Rudi und ich gingen zurück in den Verhörraum. Sein Anwalt hatte uns das Leben ganz schön schwer gemacht. Dr. Sven Frankenberg, der Studienfreund und Burschenschaftskamerad von Ferdinand von Bleicher, war uns ungefähr nach jedem Halbsatz ins Wort gefallen und hatte behauptet, dass wir die Rechte seines Mandanten in irgendeiner Weise verletzen würden.

Frankenberg war ein großer, kantig wirkender Mann. Sein Gesicht hatte die Form eines quadratischen Kastens, dessen Symmetrie allerdings von einem Schmiss auf der linken Seite gestört wurde.

In Kostümen aus der Zeit des neunzehnten Jahrhunderts hätte das sicher stilecht ausgesehen.

Im Outfit des einundzwanzigsten Jahrhunderts wirkte das einfach nur seltsam.

Wie aus der Zeit gefallen.

Mit fortschreitender Dauer der ganzen Angelegenheit war Dr. Frankenbergs Ehrgeiz, uns möglichst wenig zu Wort kommen zu lassen und zu verhindern, dass sein Mandant irgendeine Frage vernünftig und in ganzen Sätzen beantwortete, etwas erlahmt.
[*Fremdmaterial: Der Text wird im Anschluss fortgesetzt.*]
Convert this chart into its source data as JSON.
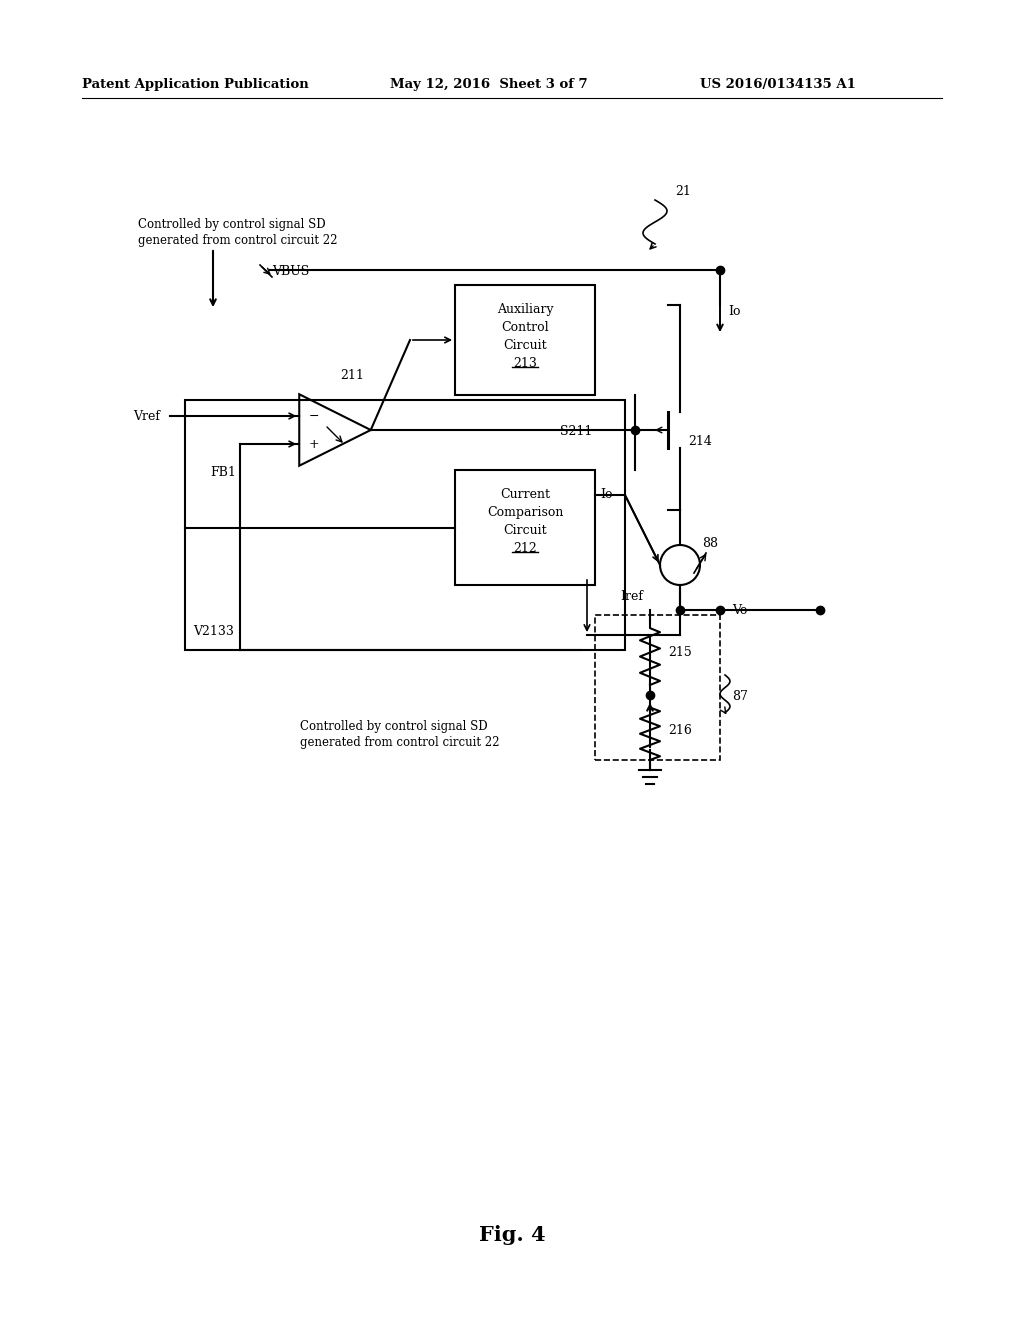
{
  "bg_color": "#ffffff",
  "header_left": "Patent Application Publication",
  "header_mid": "May 12, 2016  Sheet 3 of 7",
  "header_right": "US 2016/0134135 A1",
  "fig_label": "Fig. 4"
}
Das war auch alles in allem kein Wunder und vermutlich der zunehmenden Müdigkeit aller Beteiligten geschuldet.

Wären wir selbst noch so frisch wie am Anfang gewesen, hätte uns dieser Umstand vielleicht die Arbeit erleichtert. So kämpften wir jetzt alle mit dem Drang zu gähnen.

Dagegen half auch der starke Kaffee kaum noch, den man uns im Polizeipräsidium servierte.

“Herr Frankenberg, vielleicht unterbrechen Sie mich jetzt ausnahmsweise mal für eine Weile nicht und lassen mich die neuen Erkenntnisse vortragen, die sich durch die kriminaltechnischen Untersuchungen unserer Experten ergeben haben”, sagte ich. “Wäre das möglich?”

“Doktor Frankenberg”, gab er zurück. “So viel Zeit muss sein, Herr ...”

“Ich werde jetzt nicht darauf bestehen, dass ich Kommissar genannt werde.”

“Kriminalhauptkommissar”, korrigierte mich Rudi. “Na ja, so viel Zeit muss ja eigentlich sein, Herr DOKTOR Frankenberg. Oder?” Und dabei betonte Rudi das DOKTOR genauso nachdrücklich, wie Dr. Frankenberg das zuvor getan hatte.

Ein aasiges, kaltes Lächeln spielte um Frankenbergs Lippen. Er bleckte die Zähne wie ein Raubtier.

Sein Schmiss verzog sich dabei auf eigenartige Weise.

Er wirkte in diesem Moment nicht mehr wie ein Burschenschaftler, der sich todesmutig der Mensur gestellt und dafür sein Gesicht verschandelt hatte, sondern eher wie eines der zahlreichen Opfer preiswerter osteuropäischer Schönheitschirurgen in Kombination mit übermäßigem Botox-Missbrauch.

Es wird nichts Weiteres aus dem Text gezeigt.